Well, we spent approx 14 hours on the river this weekend in search of the tight lipped Walleye and Sauger. With little success. The Crappie however are as hungry as ever and willing to cooperate.
We worked many of the typical Walleye spots with a couple “smalls” and even fewer legal fish. In fact dragging lead in the main channel yielded one “legal” sauger (17″) and a number of smaller fish. We pulled up stakes and started searching around the river to the north. One of the traditional spots yielded a 16.5″ sauger and a couple other smalls. The crappie however. They were on. I found it unique trying to get my bait through the 10″-12.5″ crappie so I could catch a walleye or sauger.
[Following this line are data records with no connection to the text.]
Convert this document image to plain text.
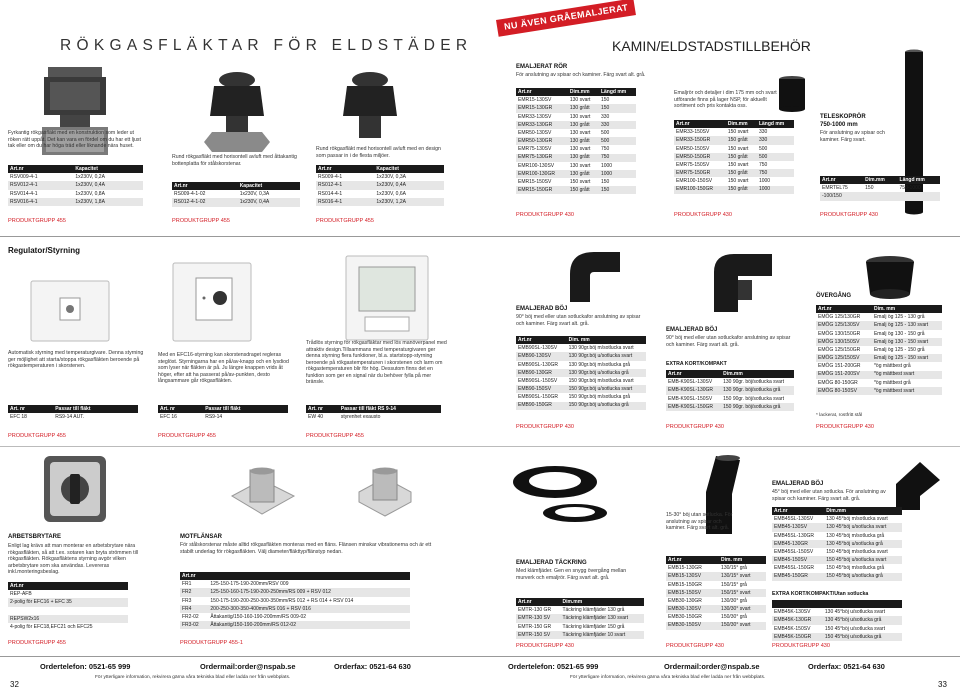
RÖKGASFLÄKTAR FÖR ELDSTÄDER
Fyrkantig rökgasfläkt med en konstruktion som leder ut röken rätt uppåt. Det kan vara en fördel om du har ett ljust tak eller om du har höga träd eller liknande nära huset.
Art.nr	Kapacitet
RSV009-4-1	1x230V, 0,2A
RSV012-4-1	1x230V, 0,4A
RSV014-4-1	1x230V, 0,8A
RSV016-4-1	1x230V, 1,8A
PRODUKTGRUPP 455
Rund rökgasfläkt med horisontell avluft med åttakantig bottenplatta för stålskorstenar.
Art.nr	Kapacitet
RS009-4-1-02	1x230V, 0,3A
RS012-4-1-02	1x230V, 0,4A
PRODUKTGRUPP 455
Rund rökgasfläkt med horisontell avluft med en design som passar in i de flesta miljöer.
Art.nr	Kapacitet
RS009-4-1	1x230V, 0,3A
RS012-4-1	1x230V, 0,4A
RS014-4-1	1x230V, 0,6A
RS016-4-1	1x230V, 1,2A
PRODUKTGRUPP 455
Regulator/Styrning
Automatisk styrning med temperaturgivare. Denna styrning ger möjlighet att starta/stoppa rökgasfläkten beroende på rökgastemperaturen i skorstenen.
Art. nr	Passar till fläkt
EFC 18	RS9-14 AUT.
PRODUKTGRUPP 455
Med en EFC16-styrning kan skorstensdraget regleras steglöst. Styrningarna har en på/av-knapp och en lysdiod som lyser när fläkten är på. Ju längre knappen vrids åt höger, efter att ha passerat på/av-punkten, desto långsammare går rökgasfläkten.
Art. nr	Passar till fläkt
EFC 16	RS9-14
PRODUKTGRUPP 455
Trådlös styrning för rökgasfläktar med lös manöverpanel med attraktiv design.Tillsammans med temperaturgivaren ger denna styrning flera funktioner, bl.a. startstopp-styrning beroende på rökgastemperaturen i skorstenen och larm om rökgastemperaturen blir för hög. Dessutom finns det en funktion som ger en signal när du behöver fylla på mer bränsle.
Art. nr	Passar till fläkt RS 9-14
EW 40	styrenhet exausto
PRODUKTGRUPP 455
ARBETSBRYTARE
Enligt lag krävs att man monterar en arbetsbrytare nära rökgasfläkten, så att t.ex. sotaren kan bryta strömmen till rökgasfläkten. Rökgasfläktens styrning avgör vilken arbetsbrytare som ska användas. Levereras inkl.monteringsbeslag.
Art.nr
REP-AFB
2-polig för EFC16 + EFC 35

REPSW2x16
4-polig för EFC18,EFC21 och EFC25
PRODUKTGRUPP 455
MOTFLÄNSAR
För stålskorstenar måste alltid rökgasfläkten monteras med en fläns. Flänsen minskar vibrationerna och är ett stabilt underlag för rökgasfläkten. Välj diameter/fläkttyp/flänstyp nedan.
Art.nr	
FR1	125-150-175-190-200mm/RSV 009
FR2	125-150-160-175-190-200-250mm/RS 009 + RSV 012
FR3	150-175-190-200-250-300-350mm/RS 012 + RS 014 + RSV 014
FR4	200-250-300-350-400mm/RS 016 + RSV 016
FR2-02	Åttakantig/150-160-190-200mm/RS 009-02
FR3-02	Åttakantig/150-190-200mm/RS 012-02
PRODUKTGRUPP 455-1
Ordertelefon: 0521-65 999	Ordermail:order@nspab.se	Orderfax: 0521-64 630
För ytterligare information, rekvirera gärna våra tekniska blad eller ladda ner från webbplats.
32
NU ÄVEN GRÅEMALJERAT
KAMIN/ELDSTADSTILLBEHÖR
EMALJERAT RÖR
För anslutning av spisar och kaminer. Färg svart alt. grå.
Art.nr	Dim.mm	Längd mm
EMR15-130SV	130 svart	150
EMR15-130GR	130 grått	150
EMR33-130SV	130 svart	330
EMR33-130GR	130 grått	330
EMR50-130SV	130 svart	500
EMR50-130GR	130 grått	500
EMR75-130SV	130 svart	750
EMR75-130GR	130 grått	750
EMR100-130SV	130 svart	1000
EMR100-130GR	130 grått	1000
EMR15-150SV	150 svart	150
EMR15-150GR	150 grått	150
PRODUKTGRUPP 430
Emaljrör och detaljer i dim 175 mm och svart utförande finns på lager NSP, för aktuellt sortiment och pris kontakta oss.
Art.nr	Dim.mm	Längd mm
EMR33-150SV	150 svart	330
EMR33-150GR	150 grått	330
EMR50-150SV	150 svart	500
EMR50-150GR	150 grått	500
EMR75-150SV	150 svart	750
EMR75-150GR	150 grått	750
EMR100-150SV	150 svart	1000
EMR100-150GR	150 grått	1000
PRODUKTGRUPP 430
TELESKOPRÖR
750-1000 mm
För anslutning av spisar och kaminer. Färg svart.
Art.nr	Dim.mm	Längd mm
EMRTEL75	150	750-1000
-100/150		
PRODUKTGRUPP 430
EMALJERAD BÖJ
90° böj med eller utan sotluckafor anslutning av spisar och kaminer. Färg svart alt. grå.
Art.nr	Dim. mm
EMB90SL-130SV	130 90gr.böj m/sotlucka svart
EMB90-130SV	130 90gr.böj u/sotlucka svart
EMB90SL-130GR	130 90gr.böj m/sotlucka grå
EMB90-130GR	130 90gr.böj u/sotlucka grå
EMB90SL-150SV	150 90gr.böj m/sotlucka svart
EMB90-150SV	150 90gr.böj u/sotlucka svart
EMB90SL-150GR	150 90gr.böj m/sotlucka grå
EMB90-150GR	150 90gr.böj u/sotlucka grå
PRODUKTGRUPP 430
EMALJERAD BÖJ
90° böj med eller utan sotluckafor anslutning av spisar och kaminer. Färg svart alt. grå.
EXTRA KORT/KOMPAKT
Art.nr	Dim.mm
EMB-K90SL-130SV	130 90gr. böj/sotlucka svart
EMB-K90SL-130GR	130 90gr. böj/sotlucka grå
EMB-K90SL-150SV	150 90gr. böj/sotlucka svart
EMB-K90SL-150GR	150 90gr. böj/sotlucka grå
PRODUKTGRUPP 430
ÖVERGÅNG
Art.nr	Dim. mm
EMÖG 125/130GR	Emalj ög 125 - 130 grå
EMÖG 125/130SV	Emalj ög 125 - 130 svart
EMÖG 130/150GR	Emalj ög 130 - 150 grå
EMÖG 130/150SV	Emalj ög 130 - 150 svart
EMÖG 125/150GR	Emalj ög 125 - 150 grå
EMÖG 125/150SV	Emalj ög 125 - 150 svart
EMÖG 151-200GR	*ög mättbest grå
EMÖG 151-200SV	*ög mättbest svart
EMÖG 80-150GR	*ög mättbest grå
EMÖG 80-150SV	*ög mättbest svart
* lackerat, rostfritt stål
PRODUKTGRUPP 430
EMALJERAD TÄCKRING
Med klämfjäder. Gen en snygg övergång mellan murverk och emaljrör. Färg svart alt. grå.
Art.nr	Dim.mm
EMTR-130 GR	Täckring klämfjäder 130 grå
EMTR-130 SV	Täckring klämfjäder 130 svart
EMTR-150 GR	Täckring klämfjäder 150 grå
EMTR-150 SV	Täckring klämfjäder 10 svart
PRODUKTGRUPP 430
15-30° böj utan sotlucka. För anslutning av spisar och kaminer. Färg svart alt. grå.
Art.nr	Dim. mm
EMB15-130GR	130/15° grå
EMB15-130SV	130/15° svart
EMB15-150GR	150/15° grå
EMB15-150SV	150/15° svart
EMB30-130GR	130/30° grå
EMB30-130SV	130/30° svart
EMB30-150GR	150/30° grå
EMB30-150SV	150/30° svart
PRODUKTGRUPP 430
EMALJERAD BÖJ
45° böj med eller utan sotlucka. För anslutning av spisar och kaminer. Färg svart alt. grå.
Art.nr	Dim.mm
EMB45SL-130SV	130 45°böj m/sotlucka svart
EMB45-130SV	130 45°böj u/sotlucka svart
EMB45SL-130GR	130 45°böj m/sotlucka grå
EMB45-130GR	130 45°böj u/sotlucka grå
EMB45SL-150SV	150 45°böj m/sotlucka svart
EMB45-150SV	150 45°böj u/sotlucka svart
EMB45SL-150GR	150 45°böj m/sotlucka grå
EMB45-150GR	150 45°böj u/sotlucka grå
EXTRA KORT/KOMPAKT/Utan sotlucka

EMB45K-130SV	130 45°böj u/sotlucka svart
EMB45K-130GR	130 45°böj u/sotlucka grå
EMB45K-150SV	150 45°böj u/sotlucka svart
EMB45K-150GR	150 45°böj u/sotlucka grå
PRODUKTGRUPP 430
Ordertelefon: 0521-65 999	Ordermail:order@nspab.se	Orderfax: 0521-64 630
För ytterligare information, rekvirera gärna våra tekniska blad eller ladda ner från webbplats.
33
The technique of the day was dragging jigs tipped with fatheads with the current at about 1.0 MPH. Other teams in the area did “OK” as well with some sort of dragging technique (live bait rigging, dragging jigs, cranks, etc). We found most of our fish in 7′-12′ of water adjacent to shallow areas where bait fish is holding. Watch for the seagulls to show you the way. On spot #2 there must be millions of shad on the shallow flats staging for their Northerly move. The water was popping all day long with shad. We were seeing water temps around 63 degrees all over the system. Come on cool water!
I hear the results from the Full Throttle on Sat and the Walleye Searchers tourney on Sunday were consistent with my results. I hear the top two places (Full Throttle) weighed 3 fish each. The #1 team at the Walleye Searchers weighed 4 fish. Those were the only 4 bites they got all day from what I understand.
I’m hearing the same from Louie as well. A guy better be ready to take advantage of the few bites they’ll get. If/when a person get’s a bite, chances are it’ll be a good fish and the only fish of the day.